High-Efficiency Discovery and Structure–Activity-Relationship Analysis of Nonsubstrate-Based Covalent Inhibitors of S‑Adenosylmethionine Decarboxylase

The resurgence of targeted covalent inhibitors (TCIs) in the past decade has resulted in several blockbuster covalent drugs. Various computational methods have been developed for TCI discovery, but predicting TCI reactivity remains challenging due to interferences between noncovalent scaffolds and reactive warheads, leading to low screening efficiency and high experimental costs. Here, we improved our SCARdock protocol by incorporating quantum chemistry-based warhead reactivity calculation. Integrating this calculation with noncovalent docking scores, ranks, and bonding-atom distances, noncovalent and covalent inhibitors of S-adenosylmethionine decarboxylase (AdoMetDC) were correctly classified.

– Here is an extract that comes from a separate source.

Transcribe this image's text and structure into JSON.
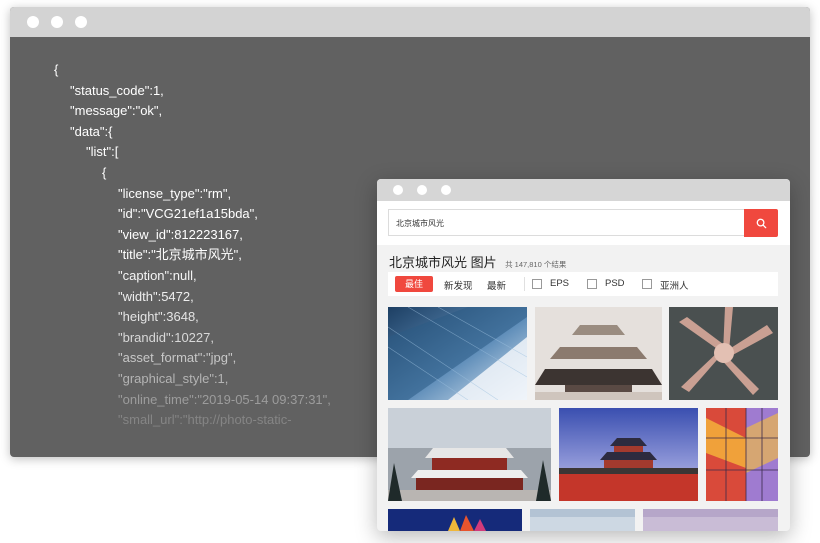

Then we successfully identified 12 new AdoMetDC covalent inhibitors, achieving a 70% hit ratio. Finally, we analyzed the contributions of noncovalent interactions and covalent bonding and performed a structure–activity relationship (SAR) analysis. This work presents an efficient protocol for TCI discovery and offers new insights into AdoMetDC inhibitor design. This protocol will stimulate TCI development by improving computational screening efficiency and reducing experimental costs.